删除:删除落在区间[a, b]内的所有数字。
题目要求对于每次询问,输出对应的答案。
解答:
相比HihoCoder1329,本题又增加了更新数据的操作。本题也可以通过构建Splay树来完成,更新操作和删除操作类似,可以通过splay操作将区间内的所有元素都转移到一棵子树中,然后将其元素更新即可。这样的策略的执行效率和树的节点数目有关,当树的节点数目很多时,效率不是很高,我们需要对节点的结构进行改进,提高更新操作的效率。
·数据结构:
本题的询问、更新、删除操作均涉及到了区间。并且更新操作使批量更新。因此,我们设计树的节点的结构如下:
struct node {key, parent, left, right, sum, count, update, update_value}·插入操作:
对于插入操作,本题和HihoCoder1329题类似,这里不多说明。注意新插入的初始化节点sum就是节点值本身,count值为1,update 和 update_value都赋值为0。注意再插入的过程中,新插入节点的所有祖先界定的sum值和count值都要对应更新。
·查询操作:
查询操作本题也涉及到了区间,可以通过Splay操作将区间内的节点转移到一棵子树中,然后读取树的根节点的sum值即可。
·删除操作:
删除操作也和1329题相同,通过Splay操作将要删除的节点转移到一棵子树中,然后删除之,注意相关祖先节点的count域和sum域也要做相应改动。
·更新操作:
更新操作本题中是批量更新,更新给定区间内的所有节点,并统一增加k值。这里首先可以通过splay操作将所有待更新节点转移到一棵子树上。但是这里不会更新子树中所有的节点,而是采用懒惰策略,仅仅将更新信息记录在子树的根节点中。此时更新子树根节点的key值,将子树根节点的update标记置为1,表示该子树数据有更新,并且还尚未同步到其子节点。更新的k值则存储在update_value域中,此时,整个子树中的节点的总和可以直接计算出来,即:sum = sum + update_value * count;
·同步:
为了保证数据在任何情况下都是正确的,这里需要增加一个新的曹组——同步。同步是指对于一个有更新信息的节点,将其更新信息同步到其左右孩子中,此时设置其左右孩子节点update标记为1,更新左右孩子的key值,更新左右孩子的update_value值。此时就将更新的信息同步到子节点中。最后将当前节点的update值和update_value标记置为0。

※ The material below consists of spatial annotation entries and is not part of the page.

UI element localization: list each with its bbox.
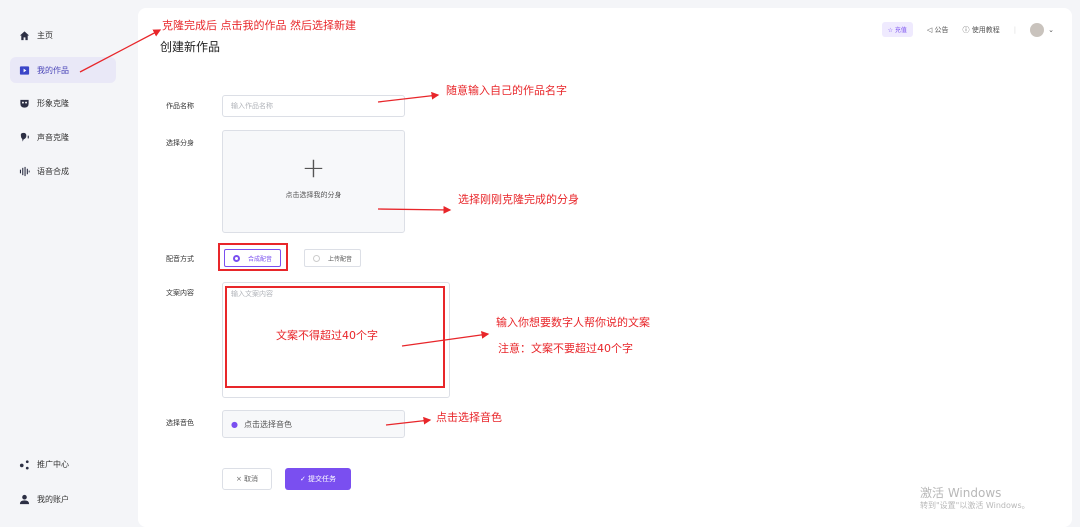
annotation-text-limit: 文案不得超过40个字 [276,329,378,342]
sidebar-item-label: 我的账户 [37,494,69,504]
voice-icon [18,131,30,143]
sidebar-item-label: 语音合成 [37,166,69,176]
voice-select-text: 点击选择音色 [243,419,292,429]
annotation-voice: 点击选择音色 [436,411,502,424]
annotation-avatar: 选择刚刚克隆完成的分身 [458,193,579,206]
recharge-button[interactable]: ☆ 充值 [881,22,913,37]
chevron-down-icon: ⌄ [1048,25,1054,34]
dub-option-upload-label: 上传配音 [328,255,353,263]
sidebar-item-avatar-clone[interactable]: 形象克隆 [10,90,116,116]
sidebar: 主页 我的作品 形象克隆 声音克隆 语音合成 推广中心 我的账户 [0,0,126,527]
avatar-label: 选择分身 [166,139,194,147]
sidebar-item-home[interactable]: 主页 [10,22,116,48]
name-label: 作品名称 [166,102,194,110]
avatar-select-text: 点击选择我的分身 [285,191,342,199]
annotation-box-dub [218,243,288,271]
cancel-button[interactable]: × 取消 [222,468,272,490]
windows-watermark-subtitle: 转到"设置"以激活 Windows。 [920,501,1030,510]
tutorial-label: 使用教程 [971,25,1000,34]
page-title: 创建新作品 [160,40,221,54]
annotation-text-note: 注意：文案不要超过40个字 [498,342,633,355]
work-name-placeholder: 输入作品名称 [231,102,273,110]
sidebar-item-my-works[interactable]: 我的作品 [10,57,116,83]
sidebar-item-label: 主页 [37,30,53,40]
sidebar-item-account[interactable]: 我的账户 [10,486,116,512]
user-icon [18,493,30,505]
sidebar-item-label: 推广中心 [37,459,69,469]
announcement-link[interactable]: ◁ 公告 [927,25,949,35]
windows-watermark-title: 激活 Windows [920,486,1002,500]
sidebar-item-speech-synthesis[interactable]: 语音合成 [10,158,116,184]
divider: | [1013,25,1017,34]
waveform-icon [18,165,30,177]
radio-icon [313,254,320,262]
tutorial-link[interactable]: ⓘ 使用教程 [963,25,1000,35]
avatar-select-box[interactable]: + 点击选择我的分身 [222,130,405,233]
sidebar-item-label: 我的作品 [37,65,69,75]
annotation-name: 随意输入自己的作品名字 [446,84,567,97]
dub-label: 配音方式 [166,255,194,263]
user-menu[interactable]: ⌄ [1030,22,1054,37]
home-icon [18,29,30,41]
announcement-label: 公告 [934,25,949,34]
sidebar-item-promotion[interactable]: 推广中心 [10,451,116,477]
recharge-label: 充值 [894,27,907,34]
content-label: 文案内容 [166,289,194,297]
play-icon [18,64,30,76]
mask-icon [18,97,30,109]
submit-button[interactable]: ✓ 提交任务 [285,468,351,490]
sidebar-item-voice-clone[interactable]: 声音克隆 [10,124,116,150]
voice-select-box[interactable]: ● 点击选择音色 [222,410,405,438]
plus-icon: + [301,151,326,184]
voice-icon: ● [231,419,238,429]
share-icon [18,458,30,470]
voice-label: 选择音色 [166,419,194,427]
sidebar-item-label: 声音克隆 [37,132,69,142]
dub-option-upload[interactable]: 上传配音 [304,249,362,267]
annotation-step1: 克隆完成后 点击我的作品 然后选择新建 [162,19,356,32]
header-right: ☆ 充值 ◁ 公告 ⓘ 使用教程 | ⌄ [881,22,1054,37]
sidebar-item-label: 形象克隆 [37,98,69,108]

在某些情况下,可能会出现父节点和子节点的update标记同时为1的情况。此时将父节点的更新信息同步到子节点后,要和子节点包含的更新信息整合。方法就是将update_value值叠加即可。
同步操作保证了树中节点信息的正确性,因此在进行插入、删除、旋转等操作过程中如果遇到update标记为1的节点,都必须先将其更新信息同步后再执行其他的操作。
·虚节点问题:
本题中同样会遇到虚节点的问题。注意虚节点并不是真实存在的,因此在插入时,节点本身的count域为0,sum的初始值也为0,当通过操作将虚节点转化为非叶节点时,节点的sum域也不能包含该节点的key值。在同步过程中,虚节点的key值也不会更改。
输入输出格式:
输入:
第1行:1个正整数n,表示操作数量,100≤n≤200,000
第2..n+1行:可能包含下面4种规则:
输出:1个字母'I',紧接着2个数字id,val,表示一个编号为id的新成员加入,其兴趣值为val,保证在团队中的每个人id都不相同。1个字母'Q',紧接着2个数字a,b。表示询问团队中id在区间[a,b]的所有成员总兴趣值,保证区间内至少有一个成员,结果有可能超过int的范围。1个字母'M',紧接着3个数字a,b,d,表示将团队中id在区间[a,b]的成员兴趣值都改变d,其中d有可能为负数。保证操作之后每个成员的兴趣值仍然在0~10,000,000。1个字母'D',紧接着2个数字a,b,表示将团队中id在区间[a,b]的成员除去。注意有可能出现一个id为1的成员加入团队,被除去之后,又有一个新的id为1的成员加入团队的情况。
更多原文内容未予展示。